I was talking with a friend the other day of how it's easy to ride through inner city Philadelphia and become spiritually drained. Think of it; the drugs, the poverty, the fatherless (kids as well as adults), the violence and exalt of violence and that hopeless look that plagues so many is all enough to bring tears in just a short ride through any inner city neighborhood in Philadelphia. But when I read the Bible, particularly the book of Romans I see that total depravity runs deeper than the lens of the naked eye can see:
0as it is written:
"None is righteous, no, not one;
no one understands;
no one seeks for God.
All have turned aside; together they have become worthless;
no one does good,
not even one."
"Their throat is an open grave;
they use their tongues to deceive."
"The venom of asps is under their lips."
"Their mouth is full of curses and bitterness."
"Their feet are swift to shed blood;
in their paths are ruin and misery,
and the way of peace they have not known."
"There is no fear of God before their eyes."
(Romans 3:10-20)
I know that sin is deceitful (Heb. 3:13) and so naturally it appears in ways that do not appear sinful. Take for example a philanthropist, this is someone who seeks to promote the welfare of others with the donation of his or her money and time. So to the naked eye it would appear that this person has in them some form of altruism. But, Paul lets us know that it's entirely possible to do acts that appear good and in actuality are carried out through some other kind of motivation:
If I speak in the tongues of men and of angels, but have not love, I am a noisy gong or a clanging cymbal. And if I have prophetic powers, and understand all mysteries and all knowledge, and if I have all faith, so as to remove mountains, but have not love, I am nothing. If I give away all I have, and if I deliver up my body to be burned,[a] but have not love, I gain nothing. (1 Cor. 13:1-3)
So, when I drive through the obvious depravity in West Philadelphia, over 76, into the swanky suburbs of Roxboro and farther out into Montgomery County where the houses are spaced out, the grass is green and neatly cut, kids are playing in clean, "safe" streets, and dogs are being walked where the poop is being scooped instead of left to be stepped in by some unfortunate passer by and I think of Romans 3, 1 Corinthians 13, Isaiah 64:6, the entire book of John, etc. . . .and by God's grace I can, at times, drive through the sparkling deceit of the suburbs, cry and be drained the same way I can drive through North Philadelphia and be drained. Because, the truth is that the suburbs are just as sad, helpless and desolate as the crack infested corner in the hood. It's the same degree of depravity just a different cover. One wears its unmistakable pain out in the open for all to see while the other covers it up with gadgets, cars, lawns, decorations, fake smiles, security systems, etc. . .all to give the appearance of happiness in an effort to avoid confrontation and maintain an external happiness. So I ask myself; how should I approach this? How do I missionally engage a plastic world, a world that covers up cover up. How do I look at the suburbs through the lense of the cross like Christ on Calvary?

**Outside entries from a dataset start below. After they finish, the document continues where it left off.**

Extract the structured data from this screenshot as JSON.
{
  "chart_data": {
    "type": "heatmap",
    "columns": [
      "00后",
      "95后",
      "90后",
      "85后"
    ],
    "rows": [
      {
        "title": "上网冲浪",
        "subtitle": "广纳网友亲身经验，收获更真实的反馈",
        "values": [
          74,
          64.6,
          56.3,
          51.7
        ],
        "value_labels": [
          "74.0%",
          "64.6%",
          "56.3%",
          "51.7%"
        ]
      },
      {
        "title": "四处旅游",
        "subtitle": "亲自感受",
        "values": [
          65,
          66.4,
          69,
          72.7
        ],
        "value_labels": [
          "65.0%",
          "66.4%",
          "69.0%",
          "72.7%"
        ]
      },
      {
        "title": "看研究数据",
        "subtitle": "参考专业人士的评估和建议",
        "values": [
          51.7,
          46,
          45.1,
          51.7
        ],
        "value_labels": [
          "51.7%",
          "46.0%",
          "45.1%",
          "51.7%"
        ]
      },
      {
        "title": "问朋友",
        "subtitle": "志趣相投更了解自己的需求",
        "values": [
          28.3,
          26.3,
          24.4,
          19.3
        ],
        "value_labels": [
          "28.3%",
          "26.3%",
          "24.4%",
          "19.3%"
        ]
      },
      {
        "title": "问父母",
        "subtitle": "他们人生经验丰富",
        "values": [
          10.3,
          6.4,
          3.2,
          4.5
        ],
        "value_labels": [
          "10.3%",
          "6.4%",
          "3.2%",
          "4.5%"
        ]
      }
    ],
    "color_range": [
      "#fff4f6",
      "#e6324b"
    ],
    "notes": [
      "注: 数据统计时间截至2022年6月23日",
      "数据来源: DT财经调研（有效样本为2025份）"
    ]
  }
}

An older and wiser friend told me that when Christ looked down from His cross and saw that multitude of people along with the thief at His side and the Roman soldier he was looking through the lens of the cross. He didn't see a bunch of unsaved people, Christ was the most hopeful of hopeful people; He Himself WAS and IS hope. And so he saw a people redeemed. That is the lens of the cross-a lens that can see a redeemed people. A lens that can look out into the depravity of the "beautiful" suburbs and see people coming to Christ.
It seems this blog has become more of a prayer now than a statement or a question. I'm getting ready to move into a neighborhood that fringes on the suburbs of Philadelphia so I'm asking God for grace to not grow hard and cold hearted but that He'd give me a heart of flesh to engage the people around me with the Gospel. To not grow content and satisfied and comfortable with "plasticity" of clean streets, quiet nights,and all the other numbing agents that come along with. I need grace to become drained and broken the same way I'm broken while driving down Kensington Avenue and realizing that every third person quite possibly is a crack head. God give me that brokenness, give me that lens of Your Cross, give me a servants heart, and give me contentment in Christ Alone.